In 1993, Foster's season started off strong, but injuries limited him to 711 yards in nine games with eight touchdowns. Despite the injuries, Foster still made the Pro Bowl for the second year in a row.

In 1994, Foster played 11 games (again limited due to injuries) and gained 851 yards. During a September 18, 1994 game against the Indianapolis Colts, he rushed for 179 yards on 31 carries and a touchdown. He added three catches for another 13 yards – giving him more yards than the entire Colts’ offense. The game was billed as Barry Foster versus Marshall Faulk, but it was no contest. “He (Faulk) wasn't the challenge,” said Foster. “I respond to the challenge the defense gives me". The injury to Foster that year opened the door for rookie running back Bam Morris to take over.

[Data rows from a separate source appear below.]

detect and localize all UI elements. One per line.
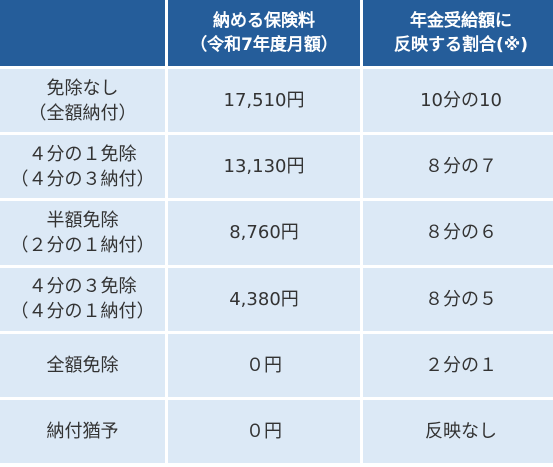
cell-text: （令和7年度月額） [190,35,338,55]
table-cell: 10分の10 [363,69,553,133]
cell-text: （４分の１納付） [10,301,155,323]
cell-text: 年金受給額に [410,11,512,31]
cell-text: ４分の１免除 [28,143,137,165]
table-cell: 半額免除 （２分の１納付） [0,201,165,265]
table-cell: 納付猶予 [0,399,165,463]
table-cell: 反映なし [363,399,553,463]
cell-text: 4,380円 [229,288,299,310]
table-cell: ８分の５ [363,267,553,331]
cell-text: ０円 [246,354,282,376]
table-cell: 13,130円 [168,135,360,199]
cell-text: ２分の１ [425,354,497,376]
cell-text: 17,510円 [223,90,305,112]
cell-text: 8,760円 [229,222,299,244]
cell-text: 13,130円 [223,156,305,178]
table-cell: 8,760円 [168,201,360,265]
header-cell: 納める保険料 （令和7年度月額） [168,0,360,66]
table-cell: ８分の６ [363,201,553,265]
table-cell: 17,510円 [168,69,360,133]
cell-text: ８分の７ [425,156,497,178]
cell-text: 10分の10 [420,90,502,112]
cell-text: 納付猶予 [46,420,119,442]
header-cell: 年金受給額に 反映する割合(※) [363,0,553,66]
cell-text: 半額免除 [46,209,119,231]
table-cell: 全額免除 [0,333,165,397]
table-cell: ４分の１免除 （４分の３納付） [0,135,165,199]
cell-text: ４分の３免除 [28,276,137,298]
cell-text: ８分の６ [425,222,497,244]
cell-text: 全額免除 [46,354,119,376]
table-cell: ８分の７ [363,135,553,199]
table-cell: ０円 [168,399,360,463]
cell-text: ８分の５ [425,288,497,310]
cell-text: （全額納付） [28,102,137,124]
table-cell: ２分の１ [363,333,553,397]
table-cell: 免除なし （全額納付） [0,69,165,133]
cell-text: 反映する割合(※) [393,35,529,55]
table-cell: ４分の３免除 （４分の１納付） [0,267,165,331]
cell-text: 納める保険料 [213,11,315,31]
cell-text: ０円 [246,420,282,442]
cell-text: 免除なし [46,77,119,99]
table-cell: 4,380円 [168,267,360,331]
table-cell: ０円 [168,333,360,397]
cell-text: （４分の３納付） [10,168,155,190]
cell-text: （２分の１納付） [10,234,155,256]
cell-text: 反映なし [425,420,497,442]
header-cell [0,0,165,66]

The 1994 AFC Championship game would not only be Foster's last game in a Steeler uniform, but his last NFL game. Trailing the San Diego Chargers 17–13, the Steelers were mounting the go-ahead drive. On the last play of the game, a fourth down and goal from the three-yard line, Foster was in primarily as a blocker for Neil O'Donnell, but when San Diego sent no pass rush, Foster ran out of the backfield to become an eligible receiver on a short underneath route. The throw from O'Donnell was delayed and gave San Diego linebacker Dennis Gibson the chance to reach over Foster and bat the ball to the ground as Foster was falling to the turf of Three Rivers stadium. That play ended the Steelers' season. O'Donnell later stated that Foster was his fourth read on that play.

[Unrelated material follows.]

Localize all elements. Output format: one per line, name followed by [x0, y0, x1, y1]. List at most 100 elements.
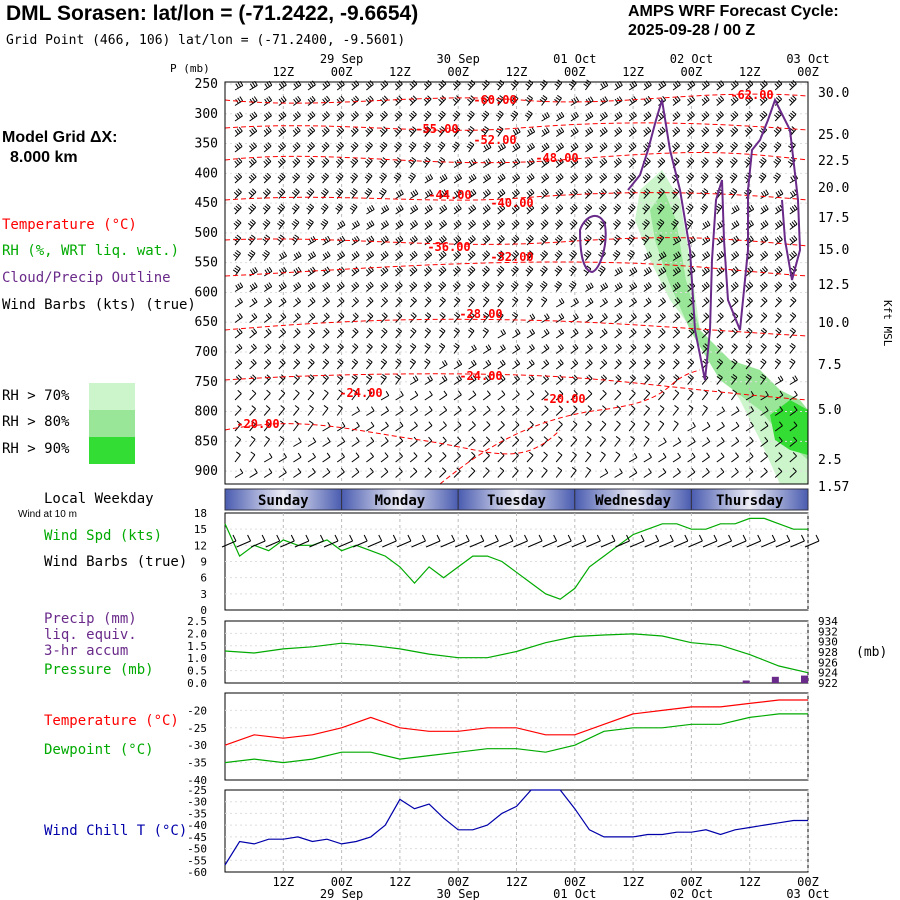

In 1995, Barry Foster had become expendable due to his contract, the rise of Bam Morris, the signing of former 1,000-yard running back Erric Pegram, injuries, and (more long-term) the forthcoming trade for future Hall of Famer Jerome Bettis the following year. Pittsburgh traded Foster to the expansion Carolina Panthers, but he was cut in training camp when he failed a physical, after which he retired.

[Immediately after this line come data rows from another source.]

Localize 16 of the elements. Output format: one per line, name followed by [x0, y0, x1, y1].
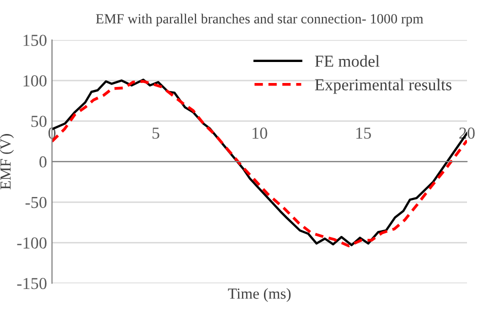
y-axis-title: EMF (V): [0, 134, 14, 190]
chart-title: EMF with parallel branches and star connection- 1000 rpm: [96, 14, 424, 26]
y-tick-label: 0: [39, 156, 47, 168]
y-tick-label: 100: [24, 75, 47, 86]
y-tick-label: 150: [24, 34, 47, 46]
x-tick-label: 10: [252, 128, 268, 139]
y-tick-label: -50: [26, 196, 47, 208]
x-tick-label: 15: [356, 128, 371, 139]
x-tick-label: 5: [152, 128, 160, 139]
y-tick-label: -150: [17, 278, 47, 290]
x-tick-label: 20: [459, 128, 475, 139]
x-axis-title: Time (ms): [228, 288, 291, 302]
y-tick-label: -100: [17, 237, 47, 249]
legend-label: Experimental results: [315, 78, 452, 94]
y-tick-label: 50: [31, 116, 47, 128]
legend-label: FE model: [315, 55, 380, 67]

Later that season, Foster came out of retirement to sign with the Cincinnati Bengals after the injury to their first-round draft pick Ki-Jana Carter in the preseason. But two days after signing a $1 million contract, Foster changed his mind and left the Bengals. Foster, age 26, out of football since the Carolina Panthers released him before the 1995 season began, complained that he felt like "a 60-year-old running back" after his first workout in pads with the team. He later returned his reported $300,000 signing bonus to the Bengals, left town, and retired again a few days later without playing a game. He announced that he had saved his money and had enough to retire.

==Since Retirement==

After Foster retired from the NFL, he became the running backs coach at DeLay Middle School, and went on to be an Assistant Principal at Crosswinds Accelerated High School in Grand Prairie, Texas. Currently, he is an assistant Principal at Hillwood Middle School in Fort Worth, TX.

==NFL career statistics==

| Year | Team | GP | Att | Yds | Avg | Lng | TD | Rec | Yds | Avg | Lng | TD |
|---|---|---|---|---|---|---|---|---|---|---|---|---|
| 1990 | PIT | 16 | 36 | 203 | 5.6 | 38 | 1 | 1 | 2 | 2.0 | 2 | 0 |
| 1991 | PIT | 10 | 96 | 488 | 5.1 | 56 | 1 | 9 | 117 | 13.0 | 31 | 1 |
| 1992 | PIT | 16 | 390 | 1,690 | 4.3 | 69 | 11 | 36 | 344 | 9.6 | 42 | 0 |
| 1993 | PIT | 9 | 177 | 711 | 4.0 | 38 | 8 | 27 | 217 | 8.0 | 21 | 1 |
| 1994 | PIT | 11 | 216 | 851 | 3.9 | 29 | 5 | 20 | 124 | 6.2 | 27 | 0 |
| Career |  | 62 | 915 | 3,943 | 4.3 | 69 | 26 | 93 | 804 | 8.6 | 42 | 2 |

==Family==
Foster has been married to Teray M. Foster since 1992. Together they have 3 children: Janea Foster, Barry Foster Jr., and Tamara M. Foster. Barry also has an older son named Shayne Foster.